Thursday, April 25, 2024

Williamsburg

map of the Colonial Williamsburg area
Day one of our 'historic triangle' trip featured Jamestown and Yorktown, respectively. Day two was Colonial Williamsburg.

Colonial Williamsburg is well-known in America. Billed as the world's largest living history museum, it "includes several hundred restored or recreated buildings from the 18th century, when the city was the capital of the Colony of Virginia; 17th-century, 19th-century, and Colonial Revival structures; and more recent reconstructions." (from Wikipedia)

The Colonial area can be viewed as an inverted T, with the governer's mansion, capitol building, and William & Mary University at the three points (clockwise from the top). We started at the mansion, touring that building and grounds before heading south and then east to the capitol building, ducking in various houses with exhibits to see aspects of life from that era along the way. That took a few hours, so we broke for lunch and returned to the capitol building, heading west along the main road (and continuing to visit exhibits) before hitting William & Mary's campus, where we enjoyed some shopping and a quick look at the Wren building. Then it was heading back east on the main road, where we ducked in the church before heading back north past the governor's mansion and got ready for the drive home. Pictures below capture some scenes.

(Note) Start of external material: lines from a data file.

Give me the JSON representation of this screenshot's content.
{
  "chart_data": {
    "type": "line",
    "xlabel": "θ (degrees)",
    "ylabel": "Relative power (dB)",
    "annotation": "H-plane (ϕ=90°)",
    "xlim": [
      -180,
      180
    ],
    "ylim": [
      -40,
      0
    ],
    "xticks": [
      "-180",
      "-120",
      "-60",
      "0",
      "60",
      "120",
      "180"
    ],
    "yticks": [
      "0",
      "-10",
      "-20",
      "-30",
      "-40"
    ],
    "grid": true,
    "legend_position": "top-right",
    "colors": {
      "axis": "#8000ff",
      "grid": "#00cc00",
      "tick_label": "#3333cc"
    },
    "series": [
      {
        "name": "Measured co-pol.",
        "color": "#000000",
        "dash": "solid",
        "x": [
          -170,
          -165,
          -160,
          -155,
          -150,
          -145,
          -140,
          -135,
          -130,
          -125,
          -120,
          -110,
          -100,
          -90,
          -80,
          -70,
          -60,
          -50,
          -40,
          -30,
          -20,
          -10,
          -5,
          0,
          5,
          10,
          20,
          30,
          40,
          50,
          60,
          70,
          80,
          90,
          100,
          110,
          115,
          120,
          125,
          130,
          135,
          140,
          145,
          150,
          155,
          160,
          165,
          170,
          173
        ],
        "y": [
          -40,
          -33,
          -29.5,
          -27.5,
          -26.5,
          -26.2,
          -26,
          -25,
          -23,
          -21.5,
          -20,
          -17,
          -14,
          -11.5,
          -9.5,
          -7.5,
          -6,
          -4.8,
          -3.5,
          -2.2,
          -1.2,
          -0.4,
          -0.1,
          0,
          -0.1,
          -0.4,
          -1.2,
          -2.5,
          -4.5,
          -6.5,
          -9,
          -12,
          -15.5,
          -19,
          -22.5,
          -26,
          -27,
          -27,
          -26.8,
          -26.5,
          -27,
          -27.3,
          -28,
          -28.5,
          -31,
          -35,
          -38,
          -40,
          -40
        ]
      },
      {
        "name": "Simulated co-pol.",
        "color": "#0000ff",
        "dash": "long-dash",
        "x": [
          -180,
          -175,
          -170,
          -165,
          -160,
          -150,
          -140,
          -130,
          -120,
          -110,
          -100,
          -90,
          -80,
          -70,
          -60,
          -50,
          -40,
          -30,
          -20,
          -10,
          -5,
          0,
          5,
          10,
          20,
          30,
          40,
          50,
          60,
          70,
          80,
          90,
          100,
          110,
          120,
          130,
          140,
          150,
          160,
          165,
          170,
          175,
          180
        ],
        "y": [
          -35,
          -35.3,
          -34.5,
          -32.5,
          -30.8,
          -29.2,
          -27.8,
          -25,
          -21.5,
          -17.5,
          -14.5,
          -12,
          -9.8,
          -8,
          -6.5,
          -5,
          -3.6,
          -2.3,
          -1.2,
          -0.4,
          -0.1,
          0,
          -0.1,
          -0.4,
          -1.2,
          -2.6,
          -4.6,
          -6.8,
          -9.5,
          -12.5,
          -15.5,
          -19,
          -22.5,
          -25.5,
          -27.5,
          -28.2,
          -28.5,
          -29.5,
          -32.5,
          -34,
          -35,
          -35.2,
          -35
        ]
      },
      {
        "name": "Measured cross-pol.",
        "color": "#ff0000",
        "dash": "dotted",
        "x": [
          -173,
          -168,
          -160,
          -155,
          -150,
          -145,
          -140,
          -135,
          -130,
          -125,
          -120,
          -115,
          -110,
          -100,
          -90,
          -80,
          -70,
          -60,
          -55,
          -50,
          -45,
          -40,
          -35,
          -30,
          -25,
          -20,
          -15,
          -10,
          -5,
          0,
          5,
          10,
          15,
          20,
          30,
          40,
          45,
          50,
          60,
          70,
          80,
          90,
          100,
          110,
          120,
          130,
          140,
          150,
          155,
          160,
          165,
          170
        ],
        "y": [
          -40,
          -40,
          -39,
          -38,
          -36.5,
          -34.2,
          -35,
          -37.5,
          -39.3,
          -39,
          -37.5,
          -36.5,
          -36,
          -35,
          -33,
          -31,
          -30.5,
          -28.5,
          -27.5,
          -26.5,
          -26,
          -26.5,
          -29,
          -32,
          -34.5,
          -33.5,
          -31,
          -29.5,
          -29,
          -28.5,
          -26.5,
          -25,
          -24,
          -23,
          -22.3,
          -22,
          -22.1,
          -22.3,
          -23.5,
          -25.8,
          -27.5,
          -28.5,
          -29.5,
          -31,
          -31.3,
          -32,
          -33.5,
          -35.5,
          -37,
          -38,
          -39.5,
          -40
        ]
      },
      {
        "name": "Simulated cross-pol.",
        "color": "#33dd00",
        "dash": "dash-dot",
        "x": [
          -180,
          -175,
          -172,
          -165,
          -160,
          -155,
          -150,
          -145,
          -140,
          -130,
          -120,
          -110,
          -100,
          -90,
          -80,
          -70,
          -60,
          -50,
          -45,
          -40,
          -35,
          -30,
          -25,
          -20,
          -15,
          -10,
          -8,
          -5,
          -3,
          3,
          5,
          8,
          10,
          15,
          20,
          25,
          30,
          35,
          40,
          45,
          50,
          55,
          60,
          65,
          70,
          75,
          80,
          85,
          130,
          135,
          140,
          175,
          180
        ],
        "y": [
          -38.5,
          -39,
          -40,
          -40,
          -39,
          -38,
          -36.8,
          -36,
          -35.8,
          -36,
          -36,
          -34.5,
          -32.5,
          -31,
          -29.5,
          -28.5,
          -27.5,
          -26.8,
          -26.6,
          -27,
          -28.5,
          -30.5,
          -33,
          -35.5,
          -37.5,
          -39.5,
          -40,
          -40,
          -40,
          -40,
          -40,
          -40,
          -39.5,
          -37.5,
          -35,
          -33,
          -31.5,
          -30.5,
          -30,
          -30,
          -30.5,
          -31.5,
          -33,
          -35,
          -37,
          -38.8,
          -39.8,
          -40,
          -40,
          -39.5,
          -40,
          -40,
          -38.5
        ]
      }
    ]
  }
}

Colonial Williamsburg is a fun place to visit, but can easily be done in a day and should be part of a larger visit to the area. In addition to the historic parts, you might want to visit nearby Busch Gardens, Water Country USA, Norfolk, and other attractions.














Tuesday, April 23, 2024

Yorktown

We went from Jamestown (yesterday's post) directly to Yorktown, site of the last major land battle of the Revolutionary War. After poking our head in the Yorktown Battlefield Visitor Center, we decided it wasn't worth the price and focused on the battlefield itself. We ambled around for a bit, but (to be candid) there's not much left; a few redoubts and a nice victory monument (which came 100 years later). I got the impression that you had to be really into the battle to understand and enjoy the landscape.



We went west from here to the American Revolution Museum at Yorktown. They had a nice outdoor exhibit (a farm and recreation of continental army camp). The indoor museum was nice, too, and very similar (in size and layout) to Jamestown's. Like Jamestown, this is billed as a living history museum, and its focus is on the country's founding in general (not just the battle).

We ended the day pretty tired (having driven from our home to Jamestown, seen that, and then to Yorktown). We left the museum as it was closing and headed off to find food and prepare for the next day's adventures.

Monday, April 22, 2024

Jamestown

We visited the Jamestown Settlement (top left), not the historic site
A few weeks ago, we took a short trip to see "America's historical triangle": Jamestown, Yorktown, and Williamsburg. We did the first two on our first day; this post recounts Jamestown.
On May 14th 1607, at a spot about a mile from where you are standing now, a group of 104 colonists disembarked from three small sailing ships to establish the first permanent English settlement in North America. This settlement, called Jamestown, is where the United States of America really began.
So reads a sign at the Jamestown Settlement museum, where we began our adventure. The museum is small but nice; the real attractions, though, are outdoors: the recreation of a Native American community, the James Fort replica, and two sailing ship replicas, one of which you can board.





Throughout the Fort, there are reenactors who describe various facets of daily life in the seventeenth century.

Note that the real settlement is about a mile away; we didn't visit, as we had heard there wasn't much there. (The capital of Virginia moved to Williamsburg, ten miles away, in 1699, and Jamestown declined rapidly thereafter, eventually reverting to agricultural fields.)

Jamestown is a nice hour or two; I can't see spending much more than that. Then, it was off to Yorktown (tomorrow's post).